Há uma leitura que é a minha”, afirmou o encenador. “Por um lado, é uma sátira a um sistema judicial, a personagem Billy Flynn manipula e contorna as leis, o que é delicioso, porque todos somos bombardeados diariamente com situações de corrupção e de como os poderosos tendem a safar-se, usando artifícios que têm à sua disposição. Por outro lado, há aqui um tema muito atrativo e muito contemporâneo que é o dos criminosos promovidos ao estatuto de estrela, tal como nos anos 1920, quando a autora escreveu a peça de teatro original. Continua a ser de enorme atualidade. Hoje há uma avidez tão grande para se ser notado, referido, mencionado, seja nas redes sociais, seja na imprensa. É um sistema perverso de que nos alimentamos.”
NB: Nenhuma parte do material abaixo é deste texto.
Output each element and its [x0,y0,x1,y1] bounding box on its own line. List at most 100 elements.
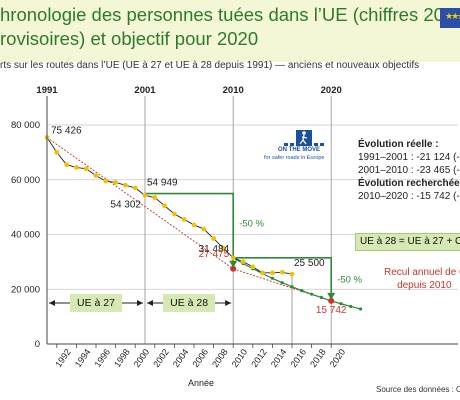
x-tick-label: 2016 [288,347,308,369]
pedestrian-crossing-icon [284,130,324,146]
actual-point [289,271,295,277]
x-tick-label: 1996 [92,347,112,369]
x-tick-label: 2012 [249,347,269,369]
target-point [270,276,274,280]
drop-arrow-2010-2020 [233,257,333,297]
actual-point [113,180,118,185]
actual-point [270,270,275,276]
target-point [349,304,353,309]
chart-subtitle: rts sur les routes dans l’UE (UE à 27 et… [0,60,420,71]
drop-label: -50 % [337,274,362,285]
period-arrowhead-right [137,300,143,306]
period-arrowhead-left [147,300,153,306]
target-point [300,289,304,293]
actual-point [132,185,138,191]
x-tick-label: 2008 [210,347,230,369]
x-tick-label: 2002 [151,347,171,369]
y-tick-label: 20 000 [11,284,40,295]
x-tick-label: 2014 [269,347,289,369]
actual-point [201,226,207,232]
data-label: 54 302 [110,199,141,210]
actual-point [221,245,226,251]
x-tick-label: 2020 [328,347,348,369]
data-label: 54 949 [147,178,178,189]
title-band: hronologie des personnes tuées dans l’UE… [0,0,460,62]
ue28-definition-box: UE à 28 = UE à 27 + Croa [355,233,460,251]
actual-point [142,192,148,198]
actual-point [162,203,168,209]
actual-point [123,182,128,188]
data-label: 31 484 [199,244,230,255]
x-tick-label: 1994 [73,347,93,369]
eu-flag-icon: ★★★ [440,8,460,28]
x-tick-label: 2010 [230,347,250,369]
data-source: Source des données : CAR [376,385,460,394]
eu-flag-stars: ★★★ [445,11,460,21]
annual-line-1: Recul annuel de 6 [384,267,460,278]
x-tick-label: 2018 [308,347,328,369]
drop-label: -50 % [239,218,264,229]
actual-point [103,178,109,184]
actual-point [152,195,158,200]
chart-lines [46,137,361,310]
logo-tagline: for safer roads in Europe [264,155,325,161]
annual-decrease-note: Recul annuel de 6 depuis 2010 [384,266,460,292]
target-red-point [230,265,237,272]
real-evolution-2: 2001–2010 : -23 465 (-4 [358,165,460,176]
actual-point [191,222,197,228]
chart-points [44,135,363,311]
data-label: 27 475 [199,249,230,260]
y-tick-label: 40 000 [11,230,40,241]
actual-point [172,211,177,217]
target-evolution-1: 2010–2020 : -15 742 (-5 [358,191,460,202]
old-target-line [46,137,234,270]
x-axis-label: Année [188,378,215,388]
on-the-move-logo: ON THE MOVE for safer roads in Europe [260,128,355,161]
data-label: 25 500 [294,258,325,269]
title-line-1: hronologie des personnes tuées dans l’UE… [0,4,460,25]
actual-point [74,165,79,170]
period-arrowhead-left [49,300,55,306]
target-evolution-heading: Évolution recherchée : [358,178,460,189]
logo-text: ON THE MOVE [278,147,321,153]
chart-grid [47,124,458,290]
actual-point [240,259,246,265]
evolution-notes: Évolution réelle : 1991–2001 : -21 124 (… [358,138,460,203]
target-point [339,302,343,306]
data-label: 75 426 [51,126,82,137]
actual-point [211,236,217,242]
top-year-label: 2020 [321,85,342,96]
period-label: UE à 28 [163,294,216,312]
target-curve [232,257,361,310]
period-arrowhead-right [225,300,232,306]
drop-arrowhead-1 [229,260,238,268]
actual-point [54,149,60,155]
actual-point [64,162,69,168]
target-point [290,285,294,289]
y-tick-label: 0 [35,339,40,350]
x-tick-label: 1992 [53,347,73,369]
period-label: UE à 27 [70,294,122,312]
title-line-2: rovisoires) et objectif pour 2020 [0,28,259,49]
drop-arrow-2001-2010 [145,192,234,265]
top-year-label: 1991 [36,85,58,96]
actual-point [279,269,285,275]
x-tick-label: 2000 [132,347,152,369]
target-point [280,281,284,285]
data-label: 15 742 [316,305,347,316]
actual-series-line [46,137,293,275]
y-tick-label: 80 000 [11,120,40,131]
actual-point [93,173,99,179]
real-evolution-1: 1991–2001 : -21 124 (-2 [358,152,460,163]
top-year-label: 2010 [223,85,244,96]
actual-point [83,166,89,172]
target-point [319,295,323,300]
target-point [359,307,363,311]
target-point [310,292,314,296]
x-tick-label: 1998 [112,347,132,369]
actual-point [230,255,236,261]
y-tick-label: 60 000 [11,175,40,186]
annual-line-2: depuis 2010 [397,280,452,291]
“Chicago” é claramente uma aposta de grande público, daí que surja como peça de abertura da temporada 2019/2020 no Teatro da Trindade. O encenador disse que desde o musical “Cabaret”, que levou a cena em 2008 no Teatro Municipal Maria Matos, quando então dirigia a sala, sempre pensou numa montagem de “Chicago” e só agora o conseguiu devido ao apoio de Sandra Faria, da Força de Produção, e dos administradores do INATEL, fundação que gere a Trindade. “Quando saí do Maria Matos, fui para o D. Maria II, que não era o sítio certo para fazer o ‘Chicago’”, referiu. “Já o ‘Cabaret’ tinha levantado a polémica sobre se um teatro municipal deveria ter tanto tempo em cena um espetáculo como aquele. Durante anos, não estive associado a nenhum teatro e nunca senti da parte de nenhuma estrutura a disponibilidade para receberem uma proposta desta natureza.”
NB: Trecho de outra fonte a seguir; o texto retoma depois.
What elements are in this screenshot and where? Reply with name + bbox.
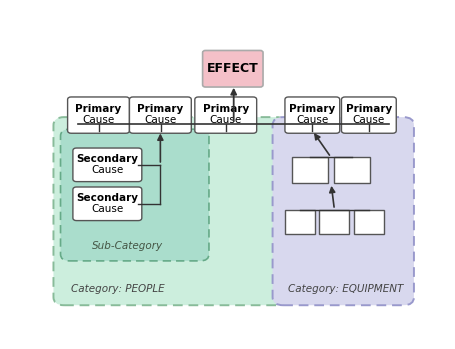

Sem divulgar valores de investimento, Diogo Infante informou que a peça será apenas apresentada em Lisboa, mas pode prolongar-se para lá de dezembro, se houver interesse do público. “É possível produzir espetáculos de qualidade que sejam abrangentes, transversais, que cheguem ao grande público. É o que tento fazer aqui no Trindade, de resto contrariando uma lógica de carreiras cada vez mais curtas nas várias estruturas de produção neste país”, defendeu o responsável. “Não me revejo nessa linha programática, não é isso que desejo para o Trindade. Aqui temos tentado espetáculos com carreiras de longa duração.”